I pulled up her number and called, not surprised when she didn’t answer. Somehow, even though she was relatively new to the department, she’d found herself on a daytime shift. I figured it probably had something to do with the sheriff trying to add more women to visible positions in the department. When her voicemail message came up, I asked her to call me back when it was convenient.

What now?

Even though I believed Ava had been kidnapped, it was still procedure to talk to the people closest to her. Her family was obviously out, but I could still talk to her friends and maybe her teacher. Kids’ friends often knew things their parents didn’t—like if they’d made an adult friend either in person or the internet. The internet seemed doubtful in this case, given TJ’s tight control on her internet access, but maybe one of her friends had noticed a man following her home after school or someone who’d paid her more attention than customary at church. Anything would help.

I also needed to find out more about the laundromat. If TJ was messing with criminals, he might have naïvely—or not—jumped into the frying pan. Kidnapping a family member to shut someone up wasn’t outside the realm of possibility, especially since TJ planned to bring up shutting down Suds and Duds at next week’s city council meeting.

I should also conduct an informal interview with James Malcolm. TJ was going after him too, after all, and he’d been at the station earlier.

No, I wasn’t ready to go back to Scooter’s.

I considered my other two options for a few seconds, then decided going to the laundromat won out since it sounded like the laundromat was first on TJ’s shit list. While I didn’t expect to get any real information, I could at least look around and get a feel for the place.

After a fifteen-minute drive up Highway 24, I pulled into the parking lot and took note of the two cars in the lot. I parked next to a beat-up Ford Taurus and headed inside.

The space was gray and dingy and looked like it hadn’t been updated since it was built, probably a good forty or fifty years ago based on the look of the washers and dryers lining both sides of the walls. If Ricky Morris was making any money from this place, he wasn’t reinvesting it.

An older man sat in a plastic chair next to two tumbling dryers, a laundry basket on wheels parked in front of him. He didn’t seem to notice me walk in, his intense gaze on a flat-screen TV that hung on a wall—the only thing inside the building that looked younger than twenty years old.

In the corner was a window to a back room, with a sign overhead offering personal services. I headed that direction, realizing I had to take a different approach than what I would have used if I were wearing a badge.

A man in his late teens to early twenties sat in a chair behind the counter, watching something on his phone with his feet kicked up on the desk in front of him. He was wearing jeans and a T-shirt with the logo of some obscure band. His dark brown hair was long enough to touch his collar. He looked like he was attempting to grow a beard and a mustache but struggling to pull it off.

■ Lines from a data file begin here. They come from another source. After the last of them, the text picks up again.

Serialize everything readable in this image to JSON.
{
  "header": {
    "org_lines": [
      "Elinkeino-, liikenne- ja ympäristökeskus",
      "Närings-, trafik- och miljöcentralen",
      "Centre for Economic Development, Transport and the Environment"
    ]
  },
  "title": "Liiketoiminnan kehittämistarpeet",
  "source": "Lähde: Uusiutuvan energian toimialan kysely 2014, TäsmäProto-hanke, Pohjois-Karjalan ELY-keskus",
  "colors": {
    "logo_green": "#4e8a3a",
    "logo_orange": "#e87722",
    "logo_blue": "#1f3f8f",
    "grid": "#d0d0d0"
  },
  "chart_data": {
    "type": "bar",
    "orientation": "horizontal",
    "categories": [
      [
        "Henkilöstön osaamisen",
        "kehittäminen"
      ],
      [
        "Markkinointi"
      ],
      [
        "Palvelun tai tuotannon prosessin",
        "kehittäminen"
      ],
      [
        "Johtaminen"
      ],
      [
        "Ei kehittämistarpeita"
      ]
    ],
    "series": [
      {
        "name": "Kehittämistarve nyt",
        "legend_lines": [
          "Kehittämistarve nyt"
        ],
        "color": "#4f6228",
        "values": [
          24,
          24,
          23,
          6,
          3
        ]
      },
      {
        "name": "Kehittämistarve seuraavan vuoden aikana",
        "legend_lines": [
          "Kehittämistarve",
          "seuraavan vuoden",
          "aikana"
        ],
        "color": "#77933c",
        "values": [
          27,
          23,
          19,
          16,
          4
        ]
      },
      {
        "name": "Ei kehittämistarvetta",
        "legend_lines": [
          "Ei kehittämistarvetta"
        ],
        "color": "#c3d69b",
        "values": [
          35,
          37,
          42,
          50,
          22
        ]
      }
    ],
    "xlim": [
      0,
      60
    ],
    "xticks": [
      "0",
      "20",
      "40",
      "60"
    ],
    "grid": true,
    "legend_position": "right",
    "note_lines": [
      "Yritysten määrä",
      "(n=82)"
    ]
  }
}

I rested my hand on the counter and tried my best to make my voice sound inquiring and not authoritative. “I have a few questions.”

He glanced up, looking annoyed. “It’s a laundromat. What’s there to ask?”

“Buster!” a man shouted from the back. “Customer service!”

Buster offered me a weak smile, dropping his feet from the desk and turning to face me. “What would you like to know?” he asked in an overly polite tone that didn’t reach his eyes.

I looked for some sign of recognition now that he’d really looked at me, but all I saw was not so thinly veiled annoyance.

“I’m new to the area,” I said. “My apartment doesn’t have a washer or dryer, so I’m looking for a laundromat. What are your hours?”

He looked at me like I was an imbecile and gestured toward the front. “As it says on the door, we’re open from seven a.m. until midnight.”